$\left(\sqrt{2}\right)^{\sqrt{2}^{{\,}^{\textstyle.^{\textstyle\,.^{\textstyle \,.}}}}}=x$
well if the infinite power tower of roots is $x$, then
$\left(\sqrt{2}\right)^x=x$
Now, I just tried out reasonable candidates, namely $2$ and $4$, which are the solution(s).
But how to do it without "brute force"?
Also, if I just type it in my calculator, $2$ seems to be the limit of this expression, so is $4$ wrong?

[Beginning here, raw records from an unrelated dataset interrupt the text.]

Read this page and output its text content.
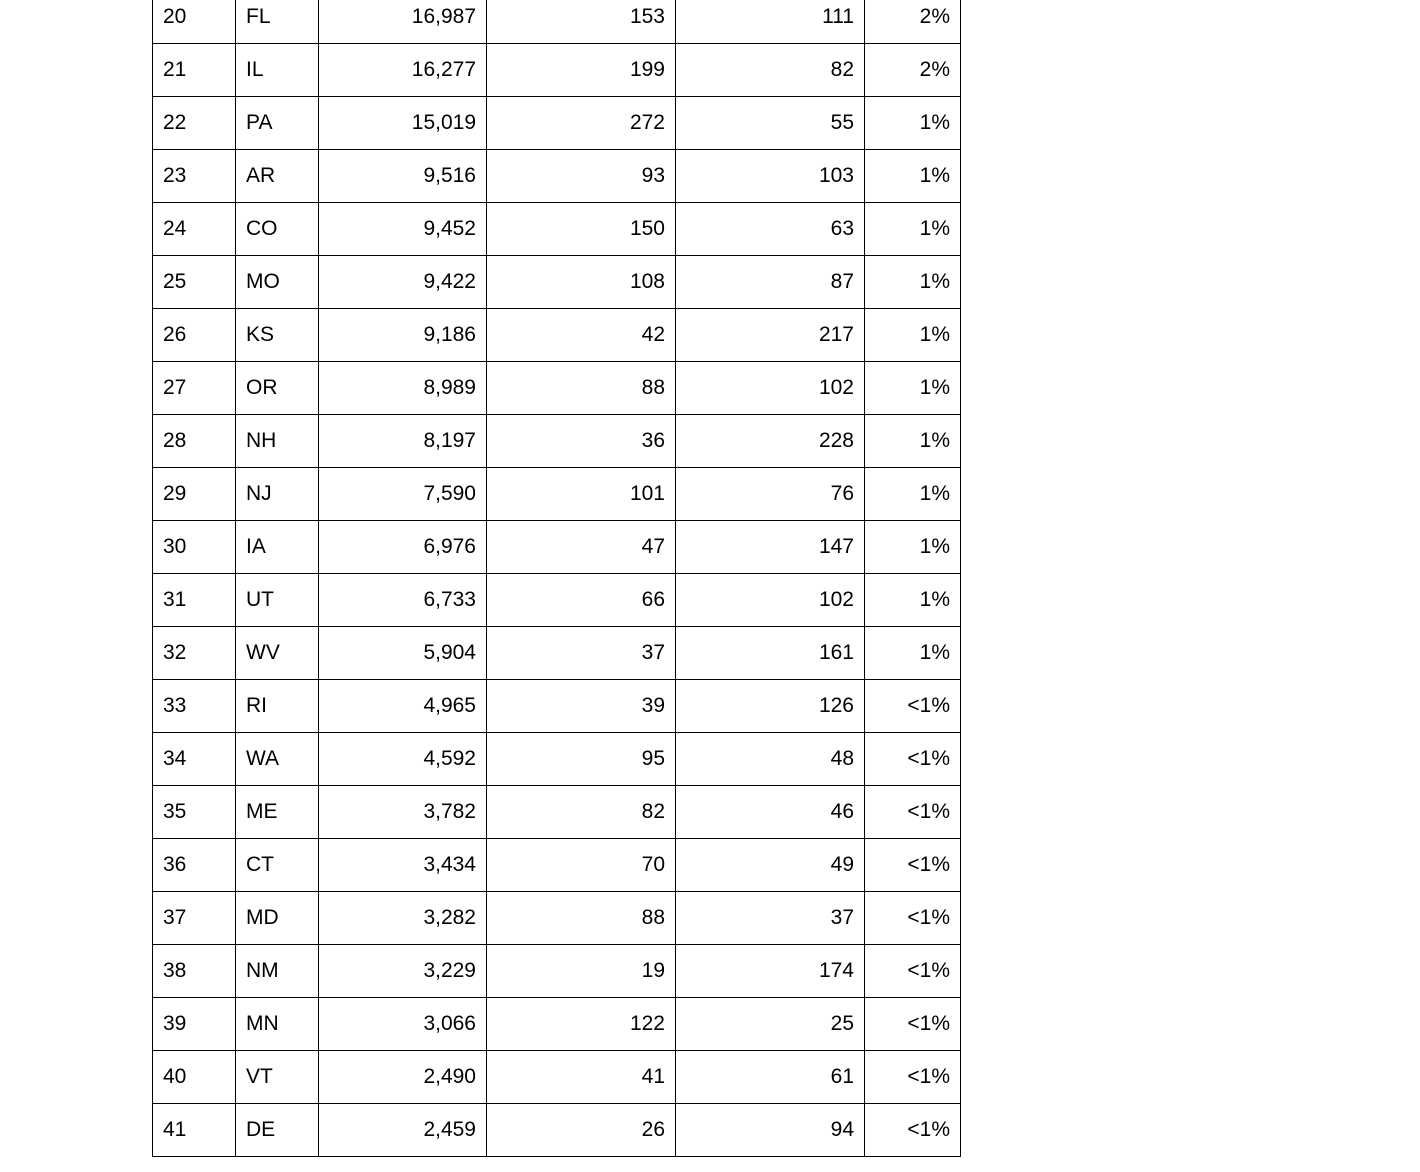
20	FL	16,987	153	111	2%
21	IL	16,277	199	82	2%
22	PA	15,019	272	55	1%
23	AR	9,516	93	103	1%
24	CO	9,452	150	63	1%
25	MO	9,422	108	87	1%
26	KS	9,186	42	217	1%
27	OR	8,989	88	102	1%
28	NH	8,197	36	228	1%
29	NJ	7,590	101	76	1%
30	IA	6,976	47	147	1%
31	UT	6,733	66	102	1%
32	WV	5,904	37	161	1%
33	RI	4,965	39	126	<1%
34	WA	4,592	95	48	<1%
35	ME	3,782	82	46	<1%
36	CT	3,434	70	49	<1%
37	MD	3,282	88	37	<1%
38	NM	3,229	19	174	<1%
39	MN	3,066	122	25	<1%
40	VT	2,490	41	61	<1%
41	DE	2,459	26	94	<1%
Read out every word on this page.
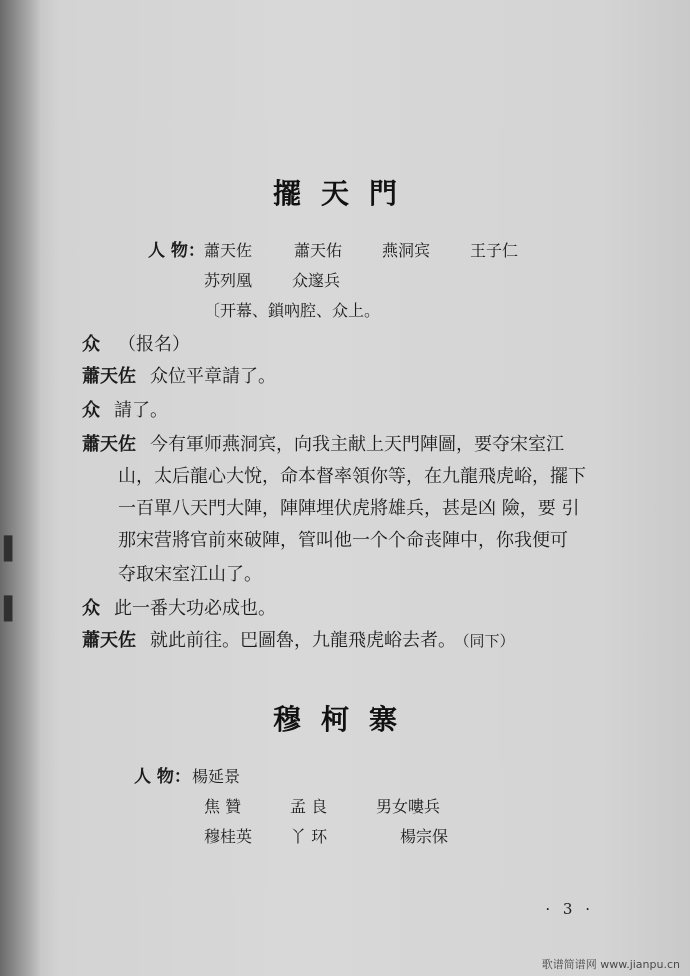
▌
▌
擺天門
人 物： 蕭天佐	蕭天佑 燕洞宾 王子仁
苏列凰 众邃兵
〔开幕、鎖吶腔、众上。
众 （报名）
蕭天佐 众位平章請了。
众 請了。
蕭天佐 今有軍师燕洞宾，向我主献上天門陣圖，要夺宋室江
山，太后龍心大悅，命本督率領你等，在九龍飛虎峪，擺下
一百單八天門大陣，陣陣埋伏虎將雄兵，甚是凶 險，要 引
那宋营將官前來破陣，管叫他一个个命丧陣中，你我便可
夺取宋室江山了。
众 此一番大功必成也。
蕭天佐 就此前往。巴圖魯，九龍飛虎峪去者。 （同下）
穆柯寨
人 物： 楊延景
焦 贊	孟 良	男女嘍兵
穆桂英 丫 环	楊宗保
· 3 ·
歌谱简谱网 www.jianpu.cn
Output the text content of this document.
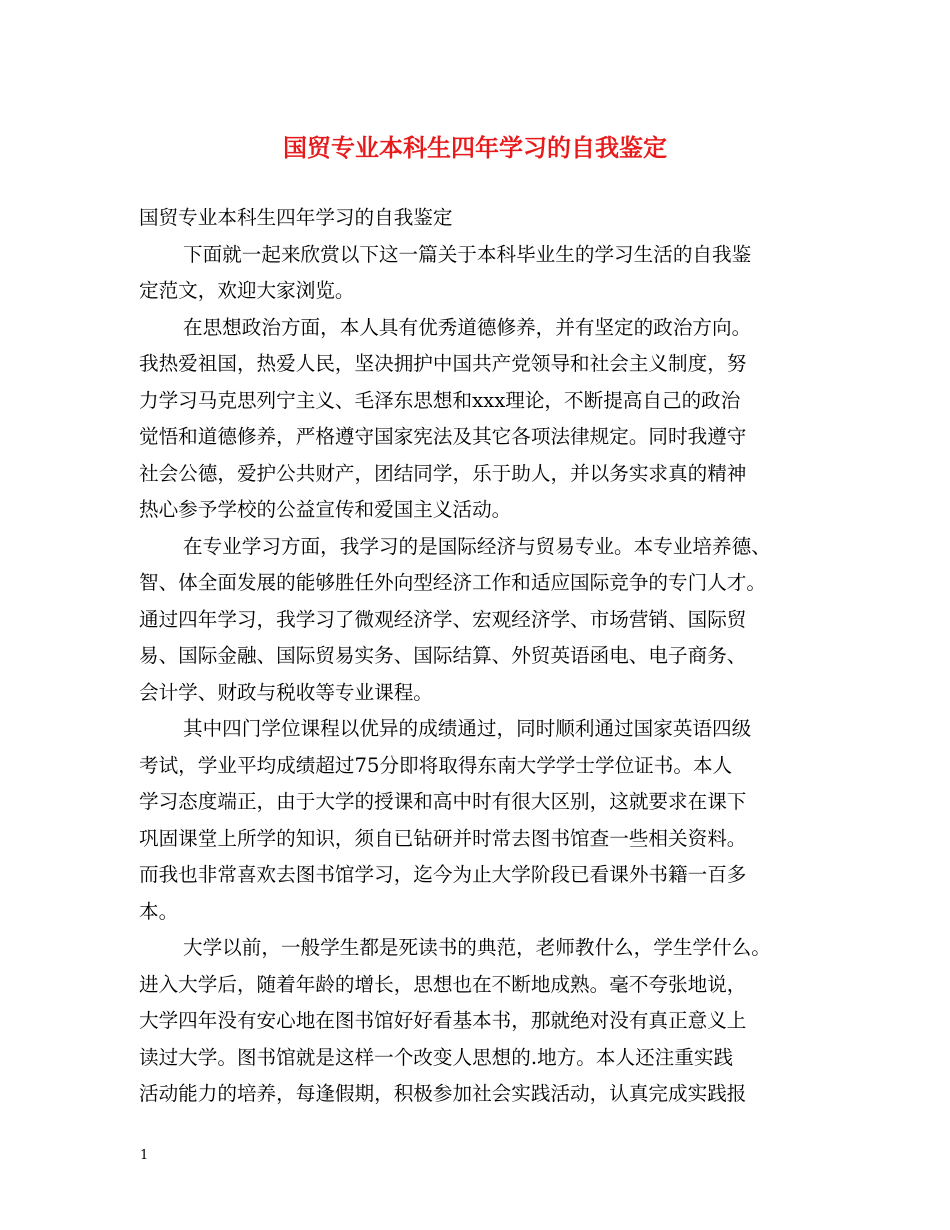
国贸专业本科生四年学习的自我鉴定
国贸专业本科生四年学习的自我鉴定
下面就一起来欣赏以下这一篇关于本科毕业生的学习生活的自我鉴
定范文，欢迎大家浏览。
在思想政治方面，本人具有优秀道德修养，并有坚定的政治方向。
我热爱祖国，热爱人民，坚决拥护中国共产党领导和社会主义制度，努
力学习马克思列宁主义、毛泽东思想和xxx理论，不断提高自己的政治
觉悟和道德修养，严格遵守国家宪法及其它各项法律规定。同时我遵守
社会公德，爱护公共财产，团结同学，乐于助人，并以务实求真的精神
热心参予学校的公益宣传和爱国主义活动。
在专业学习方面，我学习的是国际经济与贸易专业。本专业培养德、
智、体全面发展的能够胜任外向型经济工作和适应国际竞争的专门人才。
通过四年学习，我学习了微观经济学、宏观经济学、市场营销、国际贸
易、国际金融、国际贸易实务、国际结算、外贸英语函电、电子商务、
会计学、财政与税收等专业课程。
其中四门学位课程以优异的成绩通过，同时顺利通过国家英语四级
考试，学业平均成绩超过75分即将取得东南大学学士学位证书。本人
学习态度端正，由于大学的授课和高中时有很大区别，这就要求在课下
巩固课堂上所学的知识，须自已钻研并时常去图书馆查一些相关资料。
而我也非常喜欢去图书馆学习，迄今为止大学阶段已看课外书籍一百多
本。
大学以前，一般学生都是死读书的典范，老师教什么，学生学什么。
进入大学后，随着年龄的增长，思想也在不断地成熟。毫不夸张地说，
大学四年没有安心地在图书馆好好看基本书，那就绝对没有真正意义上
读过大学。图书馆就是这样一个改变人思想的.地方。本人还注重实践
活动能力的培养，每逢假期，积极参加社会实践活动，认真完成实践报
1
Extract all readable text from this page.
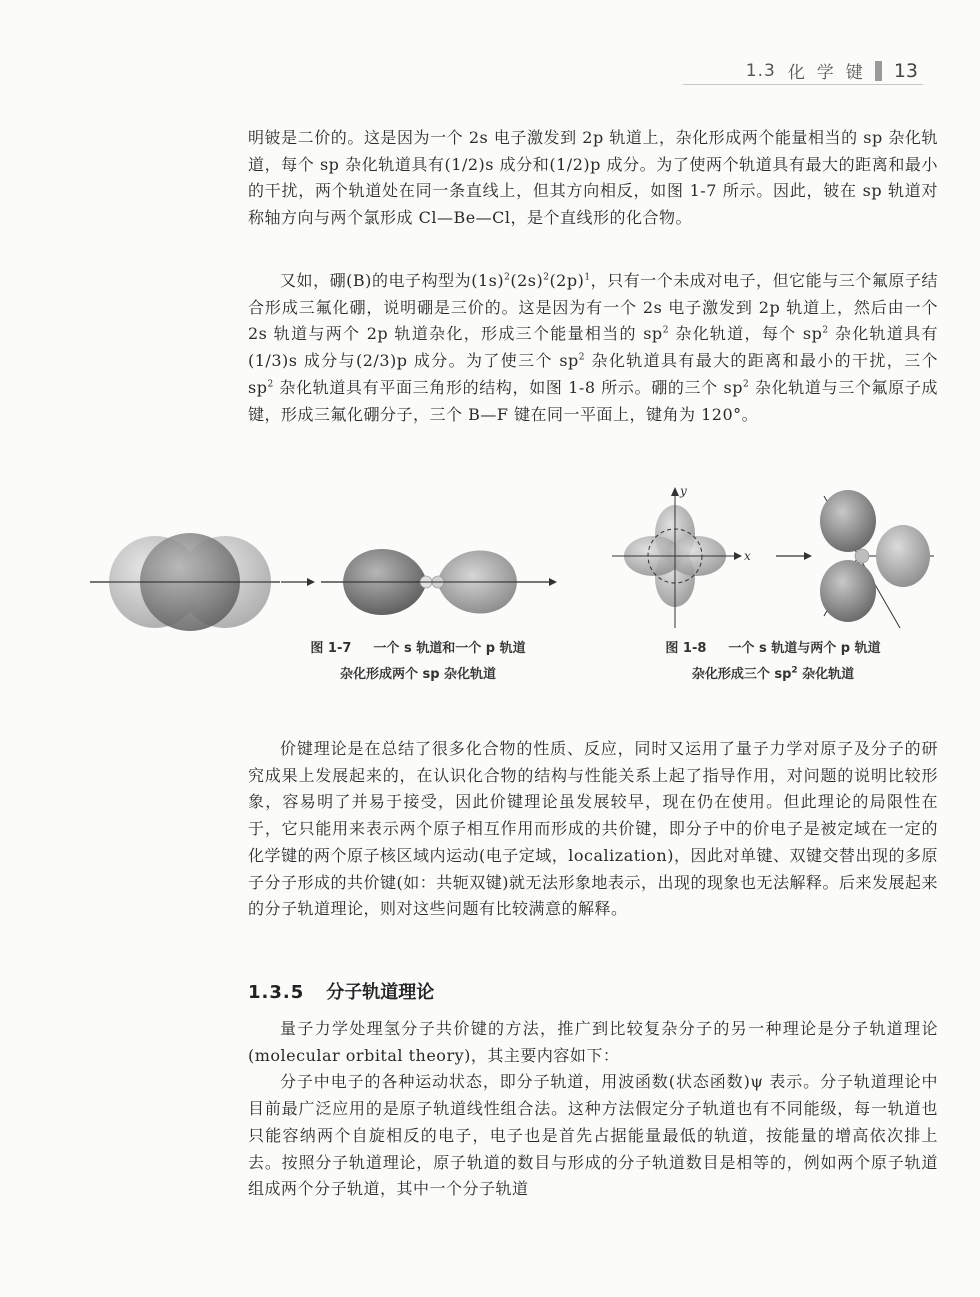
1.3 化学键 13

明铍是二价的。这是因为一个 2s 电子激发到 2p 轨道上，杂化形成两个能量相当的 sp 杂化轨道，每个 sp 杂化轨道具有(1/2)s 成分和(1/2)p 成分。为了使两个轨道具有最大的距离和最小的干扰，两个轨道处在同一条直线上，但其方向相反，如图 1-7 所示。因此，铍在 sp 轨道对称轴方向与两个氯形成 Cl—Be—Cl，是个直线形的化合物。

又如，硼(B)的电子构型为$(1s)^2(2s)^2(2p)^1$，只有一个未成对电子，但它能与三个氟原子结合形成三氟化硼，说明硼是三价的。这是因为有一个 2s 电子激发到 2p 轨道上，然后由一个 2s 轨道与两个 2p 轨道杂化，形成三个能量相当的 $sp^2$ 杂化轨道，每个 $sp^2$ 杂化轨道具有(1/3)s 成分与(2/3)p 成分。为了使三个 $sp^2$ 杂化轨道具有最大的距离和最小的干扰，三个 $sp^2$ 杂化轨道具有平面三角形的结构，如图 1-8 所示。硼的三个 $sp^2$ 杂化轨道与三个氟原子成键，形成三氟化硼分子，三个 B—F 键在同一平面上，键角为 120°。

y
x
图 1-7 一个 s 轨道和一个 p 轨道
杂化形成两个 sp 杂化轨道
图 1-8 一个 s 轨道与两个 p 轨道
杂化形成三个 $sp^2$ 杂化轨道

价键理论是在总结了很多化合物的性质、反应，同时又运用了量子力学对原子及分子的研究成果上发展起来的，在认识化合物的结构与性能关系上起了指导作用，对问题的说明比较形象，容易明了并易于接受，因此价键理论虽发展较早，现在仍在使用。但此理论的局限性在于，它只能用来表示两个原子相互作用而形成的共价键，即分子中的价电子是被定域在一定的化学键的两个原子核区域内运动(电子定域，localization)，因此对单键、双键交替出现的多原子分子形成的共价键(如：共轭双键)就无法形象地表示，出现的现象也无法解释。后来发展起来的分子轨道理论，则对这些问题有比较满意的解释。

1.3.5 分子轨道理论

量子力学处理氢分子共价键的方法，推广到比较复杂分子的另一种理论是分子轨道理论(molecular orbital theory)，其主要内容如下：

分子中电子的各种运动状态，即分子轨道，用波函数(状态函数)ψ 表示。分子轨道理论中目前最广泛应用的是原子轨道线性组合法。这种方法假定分子轨道也有不同能级，每一轨道也只能容纳两个自旋相反的电子，电子也是首先占据能量最低的轨道，按能量的增高依次排上去。按照分子轨道理论，原子轨道的数目与形成的分子轨道数目是相等的，例如两个原子轨道组成两个分子轨道，其中一个分子轨道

Let's interpret the infinite tower as the limit of the sequence $a_0 = \sqrt{2}, a_1 = \sqrt{2}^{a_0} = \sqrt{2}^{\sqrt2}, a_2 = \sqrt2^{a_1} = \sqrt2^{\sqrt2^{\sqrt2}}, \ldots$ . Indeed any limit $x$ must satisfy $x = \sqrt{2}^x$, which has the solutions $x=2$ and $x=4$.
To show that the limit must be $2$, you can prove that if $a_i \le 2$ then $a_{i+1} \le 2$. Therefore, by induction, $a_i \le 2$ for all $i$, so the limit must also be $\le 2$.